6) A man was carrying 3 babies in a train.

The lady sitting next to him asked: Are they your babies?

MAN: No,I work in a condom factory and these are customer COMPLAINTS.



7) Women top 5 lies:

5. I am a virgin.
4. It is so big.
3. I can't do that to my best friend.
2. I won't gain weight after marriage
1. I am coming! I am coming!!!



8) A guy goes up to a girl in a bar and says: You want to play magic. She
says: What is that? He says: We go Home, screw, and then you disappear.

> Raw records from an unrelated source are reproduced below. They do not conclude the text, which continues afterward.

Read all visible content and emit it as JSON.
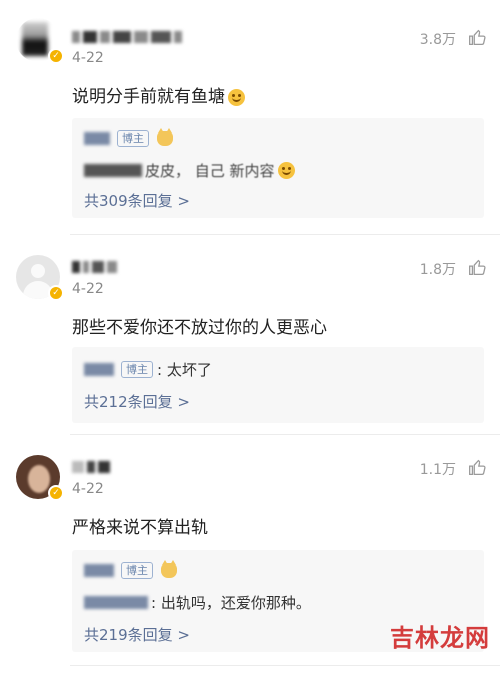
{
  "comments": [
    {
      "date": "4-22",
      "likes": "3.8万",
      "text": "说明分手前就有鱼塘",
      "reply_tag": "博主",
      "reply_text_visible": "皮皮， 自己   新内容",
      "reply_more": "共309条回复 >"
    },
    {
      "date": "4-22",
      "likes": "1.8万",
      "text": "那些不爱你还不放过你的人更恶心",
      "reply_tag": "博主",
      "reply_text_visible": ": 太坏了",
      "reply_more": "共212条回复 >"
    },
    {
      "date": "4-22",
      "likes": "1.1万",
      "text": "严格来说不算出轨",
      "reply_tag": "博主",
      "reply_text_visible": ": 出轨吗，还爱你那种。",
      "reply_more": "共219条回复 >"
    }
  ],
  "watermark": "吉林龙网",
  "colors": {
    "accent_link": "#5b6f95",
    "badge": "#f5b300",
    "watermark": "#d43c3c"
  }
}
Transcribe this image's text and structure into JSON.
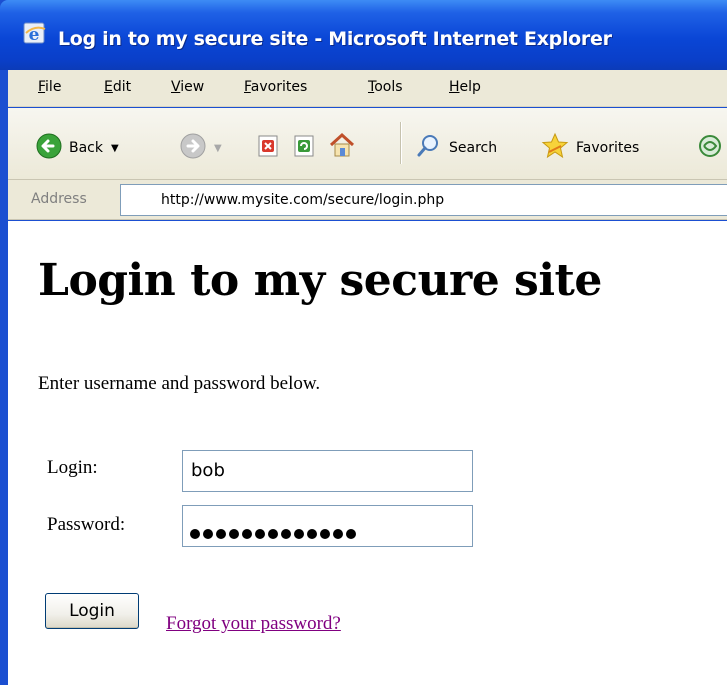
{
  "window": {
    "title": "Log in to my secure site - Microsoft Internet Explorer"
  },
  "menu": {
    "items": [
      "File",
      "Edit",
      "View",
      "Favorites",
      "Tools",
      "Help"
    ]
  },
  "toolbar": {
    "back_label": "Back",
    "search_label": "Search",
    "favorites_label": "Favorites"
  },
  "address": {
    "label": "Address",
    "url": "http://www.mysite.com/secure/login.php"
  },
  "page": {
    "title": "Login to my secure site",
    "intro": "Enter username and password below.",
    "login_label": "Login:",
    "login_value": "bob",
    "password_label": "Password:",
    "password_masked_count": 13,
    "login_button_label": "Login",
    "forgot_link_text": "Forgot your password?"
  },
  "colors": {
    "titlebar_blue": "#0a46d6",
    "chrome": "#ece9d8",
    "visited_link": "#800080",
    "input_border": "#7f9db9"
  },
  "icons": [
    "ie-logo-icon",
    "back-arrow-icon",
    "forward-arrow-icon",
    "stop-icon",
    "refresh-icon",
    "home-icon",
    "search-icon",
    "favorites-star-icon",
    "media-icon"
  ]
}
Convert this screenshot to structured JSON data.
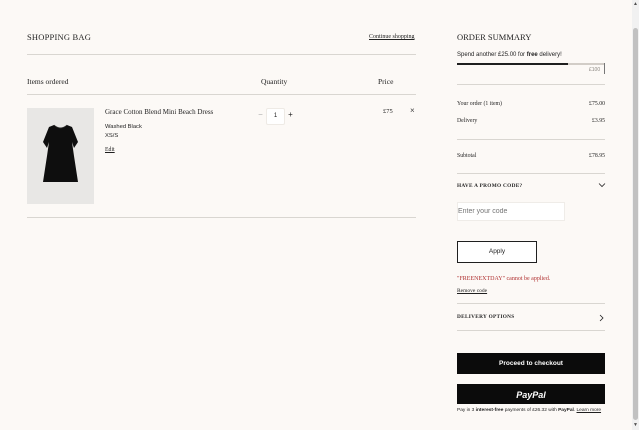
{
  "bag": {
    "title": "SHOPPING BAG",
    "continue_label": "Continue shopping",
    "col_items": "Items ordered",
    "col_quantity": "Quantity",
    "col_price": "Price"
  },
  "item": {
    "name": "Grace Cotton Blend Mini Beach Dress",
    "color": "Washed Black",
    "size": "XS/S",
    "edit_label": "Edit",
    "quantity": "1",
    "price": "£75",
    "minus": "−",
    "plus": "+",
    "remove": "×"
  },
  "summary": {
    "title": "ORDER SUMMARY",
    "spend_prefix": "Spend another £25.00 for ",
    "spend_bold": "free",
    "spend_suffix": " delivery!",
    "threshold_label": "£100",
    "progress_fraction": 0.75,
    "order_label": "Your order (1 item)",
    "order_value": "£75.00",
    "delivery_label": "Delivery",
    "delivery_value": "£3.95",
    "subtotal_label": "Subtotal",
    "subtotal_value": "£78.95"
  },
  "promo": {
    "heading": "HAVE A PROMO CODE?",
    "placeholder": "Enter your code",
    "apply_label": "Apply",
    "error": "\"FREENEXTDAY\" cannot be applied.",
    "remove_label": "Remove code"
  },
  "delivery_options": {
    "label": "DELIVERY OPTIONS"
  },
  "checkout": {
    "label": "Proceed to checkout"
  },
  "paypal": {
    "button": "PayPal",
    "note_prefix": "Pay in 3 ",
    "note_bold": "interest-free",
    "note_mid": " payments of £26.32 with ",
    "note_brand": "PayPal",
    "note_link": "Learn more"
  },
  "colors": {
    "background": "#fcf9f6",
    "text": "#1f1f1f",
    "error": "#b03030",
    "button_dark": "#0b0b0b"
  }
}
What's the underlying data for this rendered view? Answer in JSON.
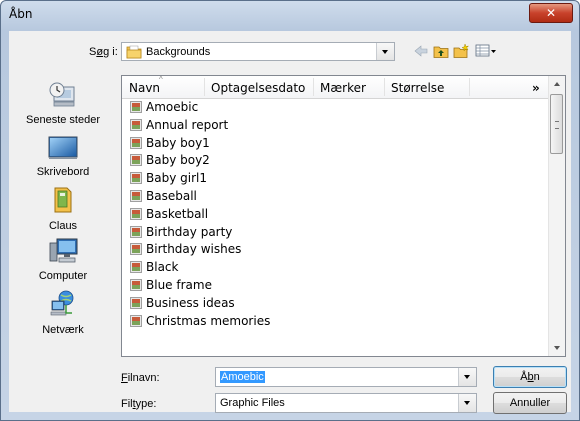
{
  "window": {
    "title": "Åbn",
    "close_glyph": "✕"
  },
  "toolbar": {
    "look_in_label_pre": "S",
    "look_in_label_ul": "ø",
    "look_in_label_post": "g i:",
    "look_in_value": "Backgrounds",
    "icons": [
      "back-arrow-icon",
      "up-folder-icon",
      "new-folder-icon",
      "views-menu-icon"
    ]
  },
  "places": [
    {
      "label": "Seneste steder",
      "icon": "recent-places-icon"
    },
    {
      "label": "Skrivebord",
      "icon": "desktop-icon"
    },
    {
      "label": "Claus",
      "icon": "user-folder-icon"
    },
    {
      "label": "Computer",
      "icon": "computer-icon"
    },
    {
      "label": "Netværk",
      "icon": "network-icon"
    }
  ],
  "list": {
    "columns": [
      "Navn",
      "Optagelsesdato",
      "Mærker",
      "Størrelse",
      "»"
    ],
    "files": [
      "Amoebic",
      "Annual report",
      "Baby boy1",
      "Baby boy2",
      "Baby girl1",
      "Baseball",
      "Basketball",
      "Birthday party",
      "Birthday wishes",
      "Black",
      "Blue frame",
      "Business ideas",
      "Christmas memories"
    ]
  },
  "bottom": {
    "filename_label_ul": "F",
    "filename_label_post": "ilnavn:",
    "filename_value": "Amoebic",
    "filetype_label_pre": "Fil",
    "filetype_label_ul": "t",
    "filetype_label_post": "ype:",
    "filetype_value": "Graphic Files",
    "open_pre": "Å",
    "open_ul": "b",
    "open_post": "n",
    "cancel": "Annuller"
  },
  "colors": {
    "selection": "#3399ff",
    "close_button": "#c8422b",
    "title_bar": "#b7c8de"
  }
}
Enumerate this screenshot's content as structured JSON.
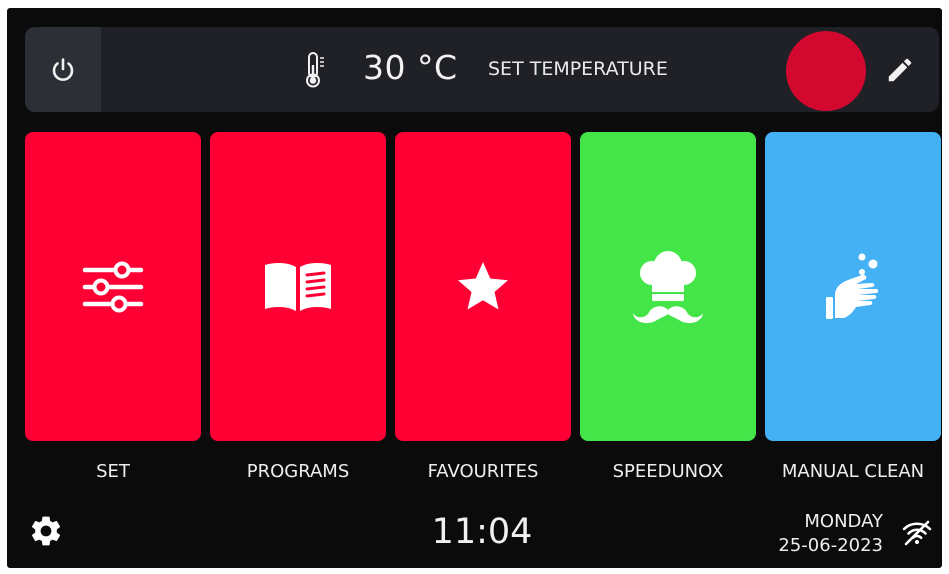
{
  "header": {
    "power_icon": "power-icon",
    "thermometer_icon": "thermometer-icon",
    "temperature": "30 °C",
    "temperature_label": "SET TEMPERATURE",
    "indicator_color": "#d3082f",
    "edit_icon": "pencil-icon"
  },
  "tiles": [
    {
      "label": "SET",
      "icon": "sliders-icon",
      "color": "#fe0034"
    },
    {
      "label": "PROGRAMS",
      "icon": "book-icon",
      "color": "#fe0034"
    },
    {
      "label": "FAVOURITES",
      "icon": "star-icon",
      "color": "#fe0034"
    },
    {
      "label": "SPEEDUNOX",
      "icon": "chef-hat-mustache-icon",
      "color": "#44e548"
    },
    {
      "label": "MANUAL CLEAN",
      "icon": "washing-hand-icon",
      "color": "#45b1f5"
    }
  ],
  "footer": {
    "settings_icon": "gear-icon",
    "time": "11:04",
    "day": "MONDAY",
    "date": "25-06-2023",
    "wifi_icon": "wifi-off-icon"
  }
}
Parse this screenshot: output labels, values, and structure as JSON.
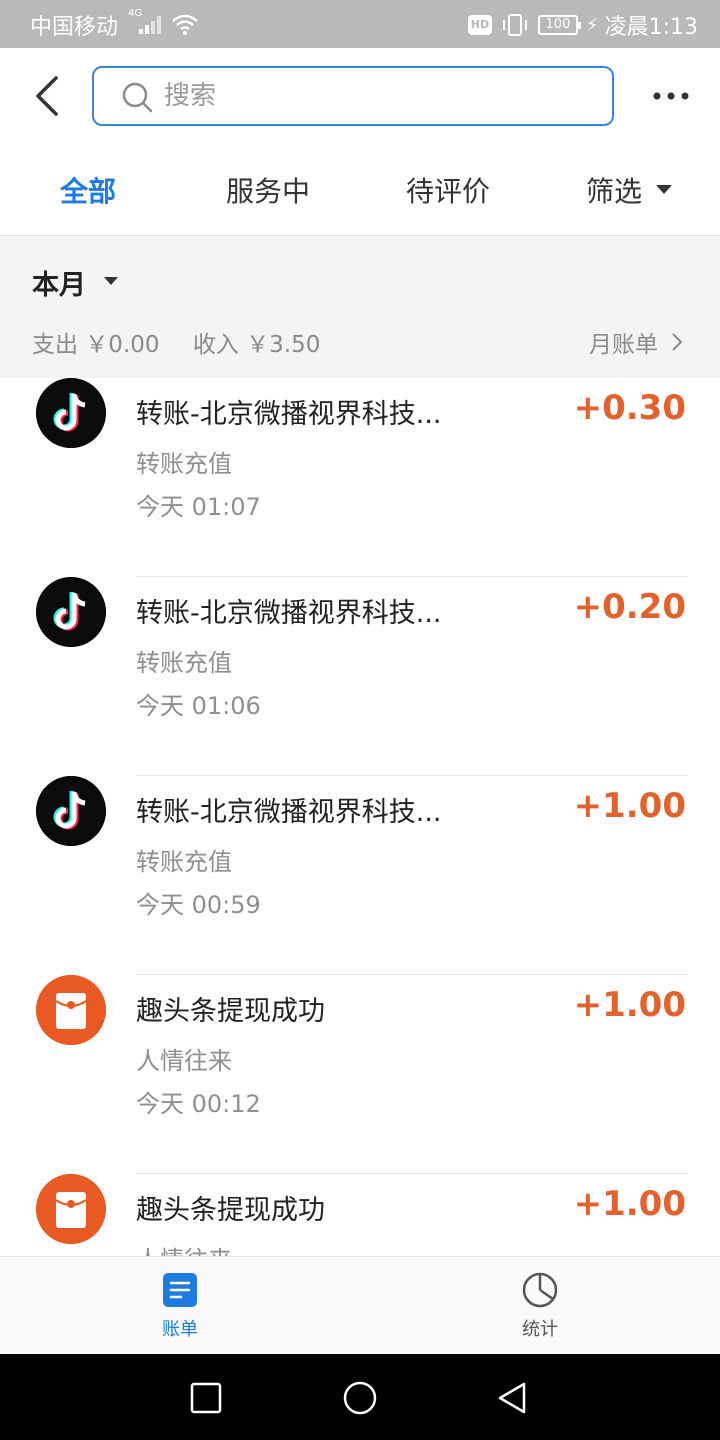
{
  "status_bar": {
    "carrier": "中国移动",
    "network": "4G",
    "hd": "HD",
    "battery": "100",
    "time": "凌晨1:13"
  },
  "header": {
    "search_placeholder": "搜索"
  },
  "tabs": [
    {
      "label": "全部",
      "active": true
    },
    {
      "label": "服务中",
      "active": false
    },
    {
      "label": "待评价",
      "active": false
    },
    {
      "label": "筛选",
      "active": false
    }
  ],
  "summary": {
    "month": "本月",
    "expense": "支出 ￥0.00",
    "income": "收入 ￥3.50",
    "monthly_bill": "月账单"
  },
  "transactions": [
    {
      "icon": "tiktok-icon",
      "title": "转账-北京微播视界科技...",
      "category": "转账充值",
      "time": "今天  01:07",
      "amount": "+0.30"
    },
    {
      "icon": "tiktok-icon",
      "title": "转账-北京微播视界科技...",
      "category": "转账充值",
      "time": "今天  01:06",
      "amount": "+0.20"
    },
    {
      "icon": "tiktok-icon",
      "title": "转账-北京微播视界科技...",
      "category": "转账充值",
      "time": "今天  00:59",
      "amount": "+1.00"
    },
    {
      "icon": "red-envelope-icon",
      "title": "趣头条提现成功",
      "category": "人情往来",
      "time": "今天  00:12",
      "amount": "+1.00"
    },
    {
      "icon": "red-envelope-icon",
      "title": "趣头条提现成功",
      "category": "人情往来",
      "time": "",
      "amount": "+1.00"
    }
  ],
  "bottom_nav": {
    "bills": "账单",
    "stats": "统计"
  },
  "colors": {
    "accent": "#1f7be0",
    "amount": "#e2622d",
    "envelope": "#e85a24"
  }
}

9) What is the closest thing to a woman's period?

Your SALARY... It comes once a month, lasts 4 or 5 days, and if it doesn't come, you are F*CKED!!!


10 ) Teacher asked: Which part of the body goes to heaven first?

A Kid replied : The legs...because everynight I see my mum's legs up high and screaming "OH GOD! I'M COMING".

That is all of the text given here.